Un remède classique aux accès de mélancolie est le sport.

Cela s’applique à toute activité, y compris l’activité mentale. La nature nous récompense si nous utilisons notre potentiel. Nous avons beaucoup de cervelle, c’est pourquoi nous sommes curieux, aimons jouer aux échecs et lisons LeVif. Et lorsque nous faisons du sport, nous utilisons pleinement nos capacités physiques, ce qui nous donne satisfaction.

La méditation semble être efficace.

Je ne le fais pas moi-même. Quand je suis fatiguée, je m’assois près de la fenêtre et je regarde dehors. Mais la méditation aide à lutter contre le stress, c’est l’une des nombreuses techniques pour devenir calme, et si on lui donne une tournure ésotérique, les gens l’apprécient encore plus. En soi, je n’ai rien contre, au contraire. Parfois, les gens sont malheureux dans leur mariage ou dans leur travail, mais ils ne peuvent pas partir. Alors c’est une bonne chose qu’il existe des techniques pour se sentir mieux, même si ce n’est qu’un peu. Néanmoins je pense qu’il serait bon de tester ces techniques de manière plus scientifique, afin de déterminer ce qui fonctionne et pour qui.

De nos jours, on est bombardé de livres et d’applications de développement personnel qui promettent une vie longue et heureuse. Cela vous dérange-t-il que le bonheur soit devenu une sorte d’industrie ?

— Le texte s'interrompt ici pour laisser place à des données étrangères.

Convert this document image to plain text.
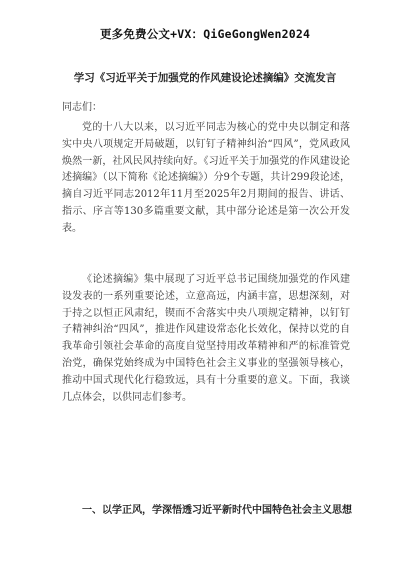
更多免费公文+VX：QiGeGongWen2024
学习《习近平关于加强党的作风建设论述摘编》交流发言
同志们：

党的十八大以来，以习近平同志为核心的党中央以制定和落实中央八项规定开局破题，以钉钉子精神纠治“四风”，党风政风焕然一新，社风民风持续向好。《习近平关于加强党的作风建设论述摘编》（以下简称《论述摘编》）分9个专题，共计299段论述，摘自习近平同志2012年11月至2025年2月期间的报告、讲话、指示、序言等130多篇重要文献，其中部分论述是第一次公开发表。

《论述摘编》集中展现了习近平总书记围绕加强党的作风建设发表的一系列重要论述，立意高远，内涵丰富，思想深刻，对于持之以恒正风肃纪，锲而不舍落实中央八项规定精神，以钉钉子精神纠治“四风”，推进作风建设常态化长效化，保持以党的自我革命引领社会革命的高度自觉坚持用改革精神和严的标准管党治党，确保党始终成为中国特色社会主义事业的坚强领导核心，推动中国式现代化行稳致远，具有十分重要的意义。下面，我谈几点体会，以供同志们参考。

一、以学正风，学深悟透习近平新时代中国特色社会主义思想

Il n’y a rien de mal à cela en soi puisque l’autoassistance s’avère souvent efficace. Sauf que l’offre est pléthore et que tout ne se vaut pas, loin de là. Il existe d’ailleurs très peu de recherches dans ce domaine.

Pourquoi ?

Toutes ces initiatives relèvent du coaching de vie, et ce secteur n’est pas encore très bien organisé. C’est pourquoi il y a peu d’argent pour la recherche et qu’elle est limitée aux cercles académiques. Les séances ne sont pas remboursées par les caisses d’assurance maladie et il existe de nombreux charlatans sur le marché. Si les gouvernements visent un plus grand bonheur pour un plus grand nombre de personnes, ils feraient bien de professionnaliser le secteur.